Dow Jones Newswire | Fitch Ratings lifted its outlook on Navistar
International Corp. and its financing arm to positive from negative. Shares were recently up 2.1 percent to $41.52.
Fitch cited in its outlook change a partnership with the financing unit
of General Electric Co., which is expected to improve the truck maker’s
ability to provide large loans for its customers’ purchases.
The ratings agency said historically it had concerns with the financing arm’s funding, capitalization and asset-quality performance. But those concerns have been eliminated or reduced with the new agreement with GE Capital, which is expected to reduce funding and capital needs but still allow Navistar to continue to offer retail financing to its customers.

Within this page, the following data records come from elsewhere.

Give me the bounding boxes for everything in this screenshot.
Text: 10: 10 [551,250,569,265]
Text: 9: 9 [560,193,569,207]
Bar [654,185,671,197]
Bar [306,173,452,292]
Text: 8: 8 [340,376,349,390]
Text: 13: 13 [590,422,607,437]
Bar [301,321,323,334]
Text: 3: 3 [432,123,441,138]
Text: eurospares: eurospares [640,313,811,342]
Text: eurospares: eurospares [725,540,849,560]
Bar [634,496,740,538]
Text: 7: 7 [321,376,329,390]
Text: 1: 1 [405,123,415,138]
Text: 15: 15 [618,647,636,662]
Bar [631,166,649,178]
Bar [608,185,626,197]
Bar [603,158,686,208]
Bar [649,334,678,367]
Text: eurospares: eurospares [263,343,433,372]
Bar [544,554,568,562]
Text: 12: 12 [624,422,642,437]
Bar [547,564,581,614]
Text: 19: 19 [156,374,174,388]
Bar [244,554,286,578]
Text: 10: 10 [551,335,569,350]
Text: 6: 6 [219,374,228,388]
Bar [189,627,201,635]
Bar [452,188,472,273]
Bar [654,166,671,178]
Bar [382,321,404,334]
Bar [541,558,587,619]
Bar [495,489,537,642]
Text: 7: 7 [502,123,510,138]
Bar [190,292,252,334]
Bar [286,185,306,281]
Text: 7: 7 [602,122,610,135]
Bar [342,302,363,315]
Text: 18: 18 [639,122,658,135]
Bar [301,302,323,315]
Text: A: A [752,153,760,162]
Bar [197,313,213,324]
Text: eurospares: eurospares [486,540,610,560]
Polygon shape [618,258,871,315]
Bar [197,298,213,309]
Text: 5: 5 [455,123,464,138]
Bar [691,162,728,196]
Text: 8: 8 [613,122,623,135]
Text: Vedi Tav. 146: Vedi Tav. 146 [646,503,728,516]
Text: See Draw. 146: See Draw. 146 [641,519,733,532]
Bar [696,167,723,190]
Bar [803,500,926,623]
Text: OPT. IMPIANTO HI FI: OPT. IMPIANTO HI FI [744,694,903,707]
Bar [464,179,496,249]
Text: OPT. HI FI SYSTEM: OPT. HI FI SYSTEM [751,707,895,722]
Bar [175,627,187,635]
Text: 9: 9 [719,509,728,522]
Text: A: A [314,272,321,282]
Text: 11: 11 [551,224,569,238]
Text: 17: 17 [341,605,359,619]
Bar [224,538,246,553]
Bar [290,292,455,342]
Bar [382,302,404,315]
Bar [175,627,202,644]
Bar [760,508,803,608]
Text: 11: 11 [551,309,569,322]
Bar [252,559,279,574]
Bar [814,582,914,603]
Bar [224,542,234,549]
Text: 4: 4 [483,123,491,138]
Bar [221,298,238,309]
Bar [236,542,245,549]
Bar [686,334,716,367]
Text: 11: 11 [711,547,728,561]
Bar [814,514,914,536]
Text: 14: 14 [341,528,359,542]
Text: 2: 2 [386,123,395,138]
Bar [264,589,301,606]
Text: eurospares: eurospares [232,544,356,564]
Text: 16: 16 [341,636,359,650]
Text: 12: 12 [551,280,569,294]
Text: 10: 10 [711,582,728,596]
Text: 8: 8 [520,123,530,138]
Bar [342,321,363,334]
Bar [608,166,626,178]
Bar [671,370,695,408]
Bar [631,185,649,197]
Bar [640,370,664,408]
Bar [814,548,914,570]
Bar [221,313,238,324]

Additionally, GE Capital’s funding capacity may allow the company to obtain a greater share of fleet customers as Navistar’s own financing arm couldn’t always get the amount of funding that was needed and/or with competitive prices and terms. Reduced access to credit has delayed trucking companies from replacing their fleets, a major factor that has hurt Navistar and its competitors.
Performance of manufacturing operations will be a key driver of Navistar’s credit quality and improvement of the company’s ratings will be driven by the pace of the truck market’s rebound, according to Fitch. It sees top-line growth this year, but believes margins could contract as a smaller portion of its business comes from military sales.
Navistar’s rating stands at BB-, which is three notches into junk territory.
Last week, Navistar reported its fiscal first-quarter profit slumped 93 percent on a big year-earlier litigation gain, as revenue and margins also declined.